Aaron Hernandez was found guilty of first-degree murder on Wednesday, and this did not exactly come as a surprise, except maybe to those who seem to have a limited understanding of the American legal system. There was some concern, as his trial ended and deliberations stretched for roughly a week, that a hung jury might result, but in the end, the jurors wound up literally laughing out loud about the preponderance of evidence against Hernandez.
Soon, Hernandez will be tried for double-murder, even though he’s already been sentenced to life in prison. If those charges against him are proven (or even if they aren’t), it’s not difficult to develop a picture of Hernandez as a sociopath who just happened to be very adept at playing tight end in the National Football League. And most reasonable people should be able to separate these two facts; most reasonable people should be able to recognize that one athlete’s behavior is not indicative of anything about an entire sport, or what it represents, or how we view it in the 21st century.
Except this is not just any sport we’re talking about; this is the National Football League, and the fact that Hernandez played for a so-called “model” franchise, that he was vetted by a number of smart men before he was drafted, that he committed this murder while also playing a sport that is plagued by philosophical questions about the violence inherent to its very existence – all of this means that Aaron Hernandez can easily be fit into a pattern. And so the entire Aaron Hernandez saga will now be piled on to the litany of problems the NFL faces, the questions of ethics (both among the league itself and the Patriots franchise), and the larger existential question about whether the NFL can somehow manage to mitigate the brutality of a sport that is predicated on nasty collisions and barbarous wars of attrition.
This is the issue the NFL faces: It is a terrifyingly ferocious sport to watch, a sport that wears down its practitioners in both body and mind. It’s not unfathomable to imagine that a professional football player will commit (presumably accidental) manslaughter on a football field sometime in the next five years. And so when that viciousness carries off the field, people are going to notice and assume that this violence cannot be turned off. There is some question as to whether domestic violence rates in the NFL are higher than in the general population, but because it’s football – because it is the American pastime, because it is so inherently brutal and because the NFL so badly botched the Ray Rice investigation – those arrests will now be scrutinized. (And maybe this is not a bad thing; already, the NFL’s domestic violence issue has called attention to the problem in new and different ways.)
Obviously, the Hernandez case exists in its own perverse and disturbing orbit. Hernandez seems to have been deeply troubled; he appears to have lied repeatedly, and he appears to have, at some point, shed any regard for human life.
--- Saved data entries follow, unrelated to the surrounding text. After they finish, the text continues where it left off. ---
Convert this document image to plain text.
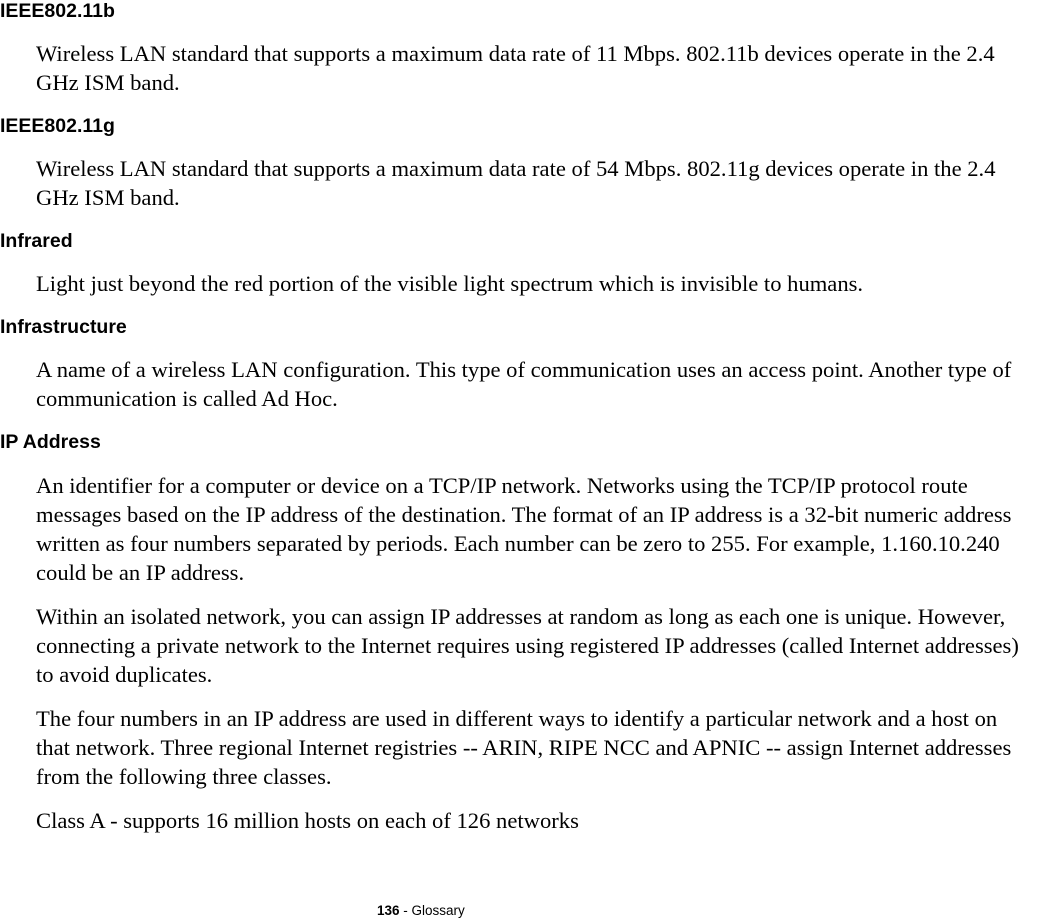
IEEE802.11b

Wireless LAN standard that supports a maximum data rate of 11 Mbps. 802.11b devices operate in the 2.4 GHz ISM band.

IEEE802.11g

Wireless LAN standard that supports a maximum data rate of 54 Mbps. 802.11g devices operate in the 2.4 GHz ISM band.

Infrared

Light just beyond the red portion of the visible light spectrum which is invisible to humans.

Infrastructure

A name of a wireless LAN configuration. This type of communication uses an access point. Another type of communication is called Ad Hoc.

IP Address

An identifier for a computer or device on a TCP/IP network. Networks using the TCP/IP protocol route messages based on the IP address of the destination. The format of an IP address is a 32-bit numeric address written as four numbers separated by periods. Each number can be zero to 255. For example, 1.160.10.240 could be an IP address.

Within an isolated network, you can assign IP addresses at random as long as each one is unique. However, connecting a private network to the Internet requires using registered IP addresses (called Internet addresses) to avoid duplicates.

The four numbers in an IP address are used in different ways to identify a particular network and a host on that network. Three regional Internet registries -- ARIN, RIPE NCC and APNIC -- assign Internet addresses from the following three classes.

Class A - supports 16 million hosts on each of 126 networks

136 - Glossary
He is not indicative of anything specific about pro football, but as the sport wrestles with its future, every violent incident that surrounds it only contributes to the notion that football itself might be more of the problem than we realize.
I’m still not sure that’s true; from a selfish perspective, I hope to hell that it isn’t, that the sport can find a way forward that keeps it from tipping into ruthlessness. I don’t think, in the end, that there are more sociopaths in the NFL than there are in the general population. But I’m not sure how a league that predicates itself on violence can separate itself from the notion that this violence can never be fully mitigated.